WEST HAVEN – Today, U.S. Senator Chris Murphy (D-Conn.) announced that The Lighting Quotient, a woman-owned, second-generation family manufacturer of sustainable lighting products that operates out of West Haven, is this week’s “Murphy’s Monday Manufacturer.” Founded in 1977, the Lighting Quotient, Inc. designs and manufactures industrial lighting applications for businesses, roads, bridges, airports, and other facilities all while prioritizing energy efficiency, social responsibility, and environmental responsibility. The manufacturer constantly adapts their existing technologies and invents new tools to meet changing energy codes and stricter sustainability goals.
The Lighting Quotient’s “elliptipar” and “tambient” products are distributed to customers around the country and world, and are currently in use at some very well-known sites, including the Thomas Jefferson Memorial and Martin Luther King, Jr.

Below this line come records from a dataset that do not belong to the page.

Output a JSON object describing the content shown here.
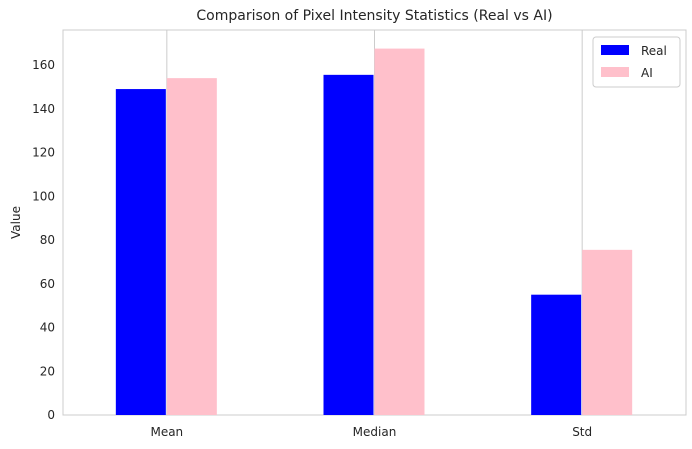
{
  "chart_data": {
    "type": "bar",
    "title": "Comparison of Pixel Intensity Statistics (Real vs AI)",
    "xlabel": "",
    "ylabel": "Value",
    "categories": [
      "Mean",
      "Median",
      "Std"
    ],
    "series": [
      {
        "name": "Real",
        "color": "#0000ff",
        "values": [
          149,
          155.5,
          55
        ]
      },
      {
        "name": "AI",
        "color": "#ffc0cb",
        "values": [
          154,
          167.5,
          75.5
        ]
      }
    ],
    "ylim": [
      0,
      176
    ],
    "yticks": [
      0,
      20,
      40,
      60,
      80,
      100,
      120,
      140,
      160
    ],
    "grid": true,
    "legend_position": "top-right"
  }
}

Memorial in Washington, D.C., the Olympic Visitors Center and U.S. Olympic Training Center in Colorado Springs, the CN Tower in Downtown Toronto, Grand Central Terminal in Manhattan, and even the White House. One of The Lighting Quotient’s designs was even named the “Greenest Office Space in Asia”. But even though The Lighting Quotient’s products are used around the world, they have maintained a commitment to American manufacturing by using local materials, and working with more than 100 other Connecticut companies to produce their merchandises.
The Lighting Quotient participates in programs with CONNSTEP, the New Haven Manufacturers Association, the Materials and Manufacturing Teachers Institute, and many other educational programs to attract current manufacturing students to work in Connecticut. The company even initiated their own new student scholarship program, named for the founder Sy Shemitz and administrated through the IES (Illuminating Engineering Society), which is designed to help aspiring lighting designers, engineers and architects get the training and certifications they need.
“For 38 years, The Lighting Quotient has supported countless other Connecticut companies and hundreds of local families, all through their commitment to buy local and to buy American,” said Murphy. “During my visit to the facility in West Haven last week, it became clear that all of their investments – whether it’s advanced training for their current employees, scholarships to help new technicians launch their careers, or research and development of more efficient technologies – The Lighting Quotient is on the cutting edge of their industry."
The manufacturing industry plays a crucial role throughout Connecticut communities, creating new jobs and accelerating our state’s economic recovery. Today, Connecticut’s 4,602 manufacturers account for 10.2% of the state’s jobs and 87% of the state’s total exports. In order to protect and grow manufacturing jobs in Connecticut, Murphy has introduced two pieces of legislation that aim to strengthen existing standards and prioritize the purchase of American-made goods, the 21st Century Buy American Act and the American Jobs Matter Act.